Faute pour Madame [F] [M] de respecter les délais de paiement ainsi accordés, le solde de l’arriéré des loyers et des charges restant dû deviendra immédiatement exigible.
— SUR LES MESURES ACCESSOIRES :
Madame [F] [M], partie perdante, supportera la charge des dépens, qui comprendront notamment le coût du commandement de payer et de justifier d’une assurance de l’assignation et de sa notification à la préfecture.
En revanche, sa situation économique et l’équité commandent de rejeter la demande formée par DOMOFRANCE au titre de l’article 700 du code de procédure civile.

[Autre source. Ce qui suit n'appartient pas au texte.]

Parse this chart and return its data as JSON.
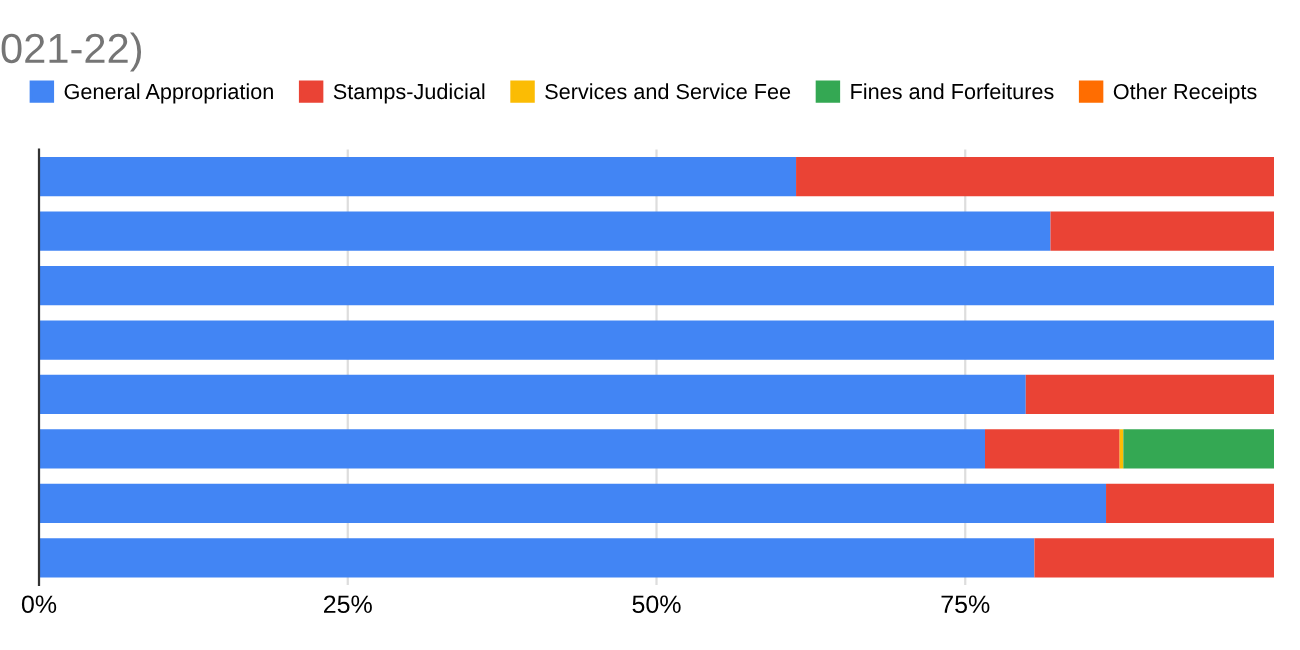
{
  "chart_data": {
    "type": "bar",
    "orientation": "horizontal",
    "stacked": true,
    "title": "021-22)",
    "categories": [
      null,
      null,
      null,
      null,
      null,
      null,
      null,
      null
    ],
    "series": [
      {
        "name": "General Appropriation",
        "color": "#4285f4",
        "values": [
          61.3,
          81.9,
          100,
          100,
          79.9,
          76.6,
          86.4,
          80.6
        ]
      },
      {
        "name": "Stamps-Judicial",
        "color": "#ea4335",
        "values": [
          38.7,
          18.1,
          0,
          0,
          20.1,
          10.9,
          13.6,
          19.4
        ]
      },
      {
        "name": "Services and Service Fee",
        "color": "#fbbc04",
        "values": [
          0,
          0,
          0,
          0,
          0,
          0.3,
          0,
          0
        ]
      },
      {
        "name": "Fines and Forfeitures",
        "color": "#34a853",
        "values": [
          0,
          0,
          0,
          0,
          0,
          12.2,
          0,
          0
        ]
      },
      {
        "name": "Other Receipts",
        "color": "#ff6d01",
        "values": [
          0,
          0,
          0,
          0,
          0,
          0,
          0,
          0
        ]
      }
    ],
    "xlim": [
      0,
      100
    ],
    "xticks": [
      {
        "value": 0,
        "label": "0%"
      },
      {
        "value": 25,
        "label": "25%"
      },
      {
        "value": 50,
        "label": "50%"
      },
      {
        "value": 75,
        "label": "75%"
      }
    ],
    "grid": "x",
    "legend": "top"
  }
}
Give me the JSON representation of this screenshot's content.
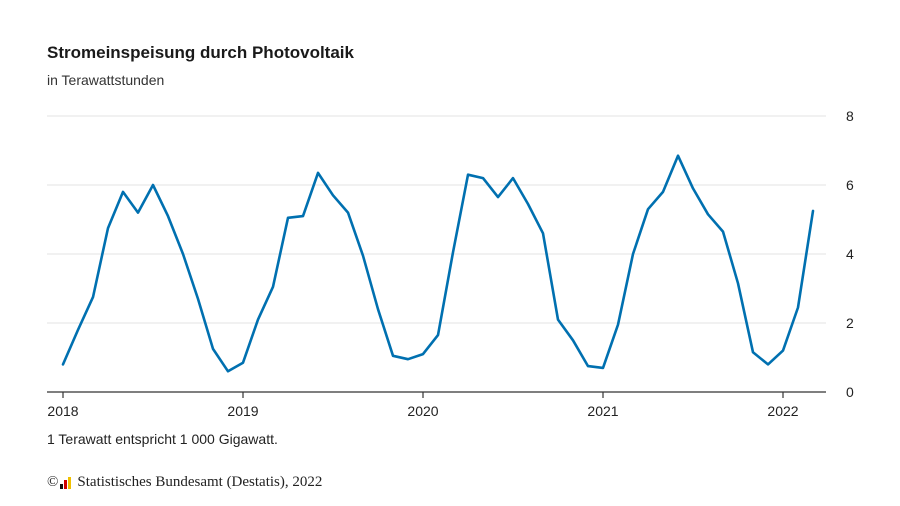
{
  "title": "Stromeinspeisung durch Photovoltaik",
  "subtitle": "in Terawattstunden",
  "note": "1 Terawatt entspricht 1 000 Gigawatt.",
  "source": {
    "copyright": "©",
    "text": "Statistisches Bundesamt (Destatis), 2022"
  },
  "colors": {
    "line": "#0070b0",
    "grid": "#e3e3e3",
    "axis": "#333333"
  },
  "chart_data": {
    "type": "line",
    "x_ticks": [
      "2018",
      "2019",
      "2020",
      "2021",
      "2022"
    ],
    "y_ticks": [
      "0",
      "2",
      "4",
      "6",
      "8"
    ],
    "ylim": [
      0,
      8
    ],
    "y_axis_position": "right",
    "grid": "horizontal",
    "series": [
      {
        "x": [
          "2018-01",
          "2018-02",
          "2018-03",
          "2018-04",
          "2018-05",
          "2018-06",
          "2018-07",
          "2018-08",
          "2018-09",
          "2018-10",
          "2018-11",
          "2018-12",
          "2019-01",
          "2019-02",
          "2019-03",
          "2019-04",
          "2019-05",
          "2019-06",
          "2019-07",
          "2019-08",
          "2019-09",
          "2019-10",
          "2019-11",
          "2019-12",
          "2020-01",
          "2020-02",
          "2020-03",
          "2020-04",
          "2020-05",
          "2020-06",
          "2020-07",
          "2020-08",
          "2020-09",
          "2020-10",
          "2020-11",
          "2020-12",
          "2021-01",
          "2021-02",
          "2021-03",
          "2021-04",
          "2021-05",
          "2021-06",
          "2021-07",
          "2021-08",
          "2021-09",
          "2021-10",
          "2021-11",
          "2021-12",
          "2022-01",
          "2022-02",
          "2022-03"
        ],
        "values": [
          0.8,
          1.8,
          2.75,
          4.75,
          5.8,
          5.2,
          6.0,
          5.1,
          4.0,
          2.7,
          1.25,
          0.6,
          0.85,
          2.1,
          3.05,
          5.05,
          5.1,
          6.35,
          5.7,
          5.2,
          3.95,
          2.4,
          1.05,
          0.95,
          1.1,
          1.65,
          4.05,
          6.3,
          6.2,
          5.65,
          6.2,
          5.45,
          4.6,
          2.1,
          1.5,
          0.75,
          0.7,
          1.95,
          4.0,
          5.3,
          5.8,
          6.85,
          5.9,
          5.15,
          4.65,
          3.15,
          1.15,
          0.8,
          1.2,
          2.45,
          5.25
        ]
      }
    ]
  }
}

La présente décision est de plein droit exécutoire à titre provisoire.
PAR CES MOTIFS
Nous, M. GOMBERT, statuant en qualité de juge des contentieux de la protection, publiquement, en référé, par ordonnance mise à disposition au greffe, contradictoire et en premier ressort :
CONSTATONS, à la date du 17 mai 2024, l’acquisition de la clause résolutoire figurant au bail conclu le 19 juillet 2016 et liant l’Office Public de l’Habitat de [Localité 10] Métropole AQUITANIS à Madame [F] [M], concernant le bien à usage d’habitation, situé [Adresse 3] [Localité 11] ;
ORDONNONS en conséquence à Madame [F] [M] de libérer les lieux, avec restitution des clés, dès la signification de la présente ordonnance ;
DISONS qu’à défaut pour Madame [F] [M] d’avoir volontairement libéré les lieux et restitué les clés dans ce délai, l’Office Public de l’Habitat de [Localité 10] Métropole AQUITANIS pourra, deux mois après la signification d’un commandement de quitter les lieux, faire procéder à son expulsion ainsi qu’à celle de tous occupants de son chef, y compris le cas échéant avec le concours d’un serrurier et de la force publique ;
RAPPELONS que le sort des meubles en cas d’expulsion est régi par les articles L.433-1, L.433-2 et R.433-1 et suivants du code des procédures civiles d’exécution ;
FIXONS à la charge de Madame [F] [M] une indemnité mensuelle d’occupation à compter de la résiliation du bail ;
CONDAMNONS Madame [F] [M] à payer à l’Office Public de l’Habitat de [Localité 10] Métropole AQUITANIS à titre provisionnel la somme de 15.846,81 euros, au titre de l’arriéré de loyers, charges, supplément de loyer de solidarité, et indemnités d’occupation (décompte arrêté au 4 octobre 2024, échéance de septembre 2024 comprise), avec les intérêts au taux légal à compter de la présente ordonnance ;
CONDAMNONS Madame [F] [M] à payer à l’Office Public de l’Habitat de [Localité 10] Métropole AQUITANIS à titre provisionnel une indemnité mensuelle d’occupation forfaitaire de 1559,43 euros, à compter du 1er septembre 2024 et jusqu’à la date de la libération des lieux ;
ACCORDONS à Madame [F] [M] la faculté de se libérer de sa dette en principal, intérêts, frais de procédure, à raison de mensualités de 660 euros, payables au plus tard le dernier jour de chaque mois, dans la limite de 24 mois, le premier versement devant intervenir dans le mois suivant la signification de la présente décision;
DISONS qu’en cas de nouvelle défaillance de Madame [F] [M] dans le respect des délais de paiement ainsi accordés, le solde de la dette deviendra immédiatement exigible ;
REJETONS les plus amples demandes des parties ;
CONDAMNONS Madame [F] [M] aux dépens, qui comprendront notamment le coût du commandement de payer et de justifier d’une assurance, de l’assignation et de sa notification à la préfecture ;
REJETONS les demandes formulées au titre de l’article 700 du code de procédure civile ;
RAPPELONS que la présente ordonnance est de plein droit exécutoire à titre provisoire.
Ainsi jugé et prononcé, les jour, mois et an susdits.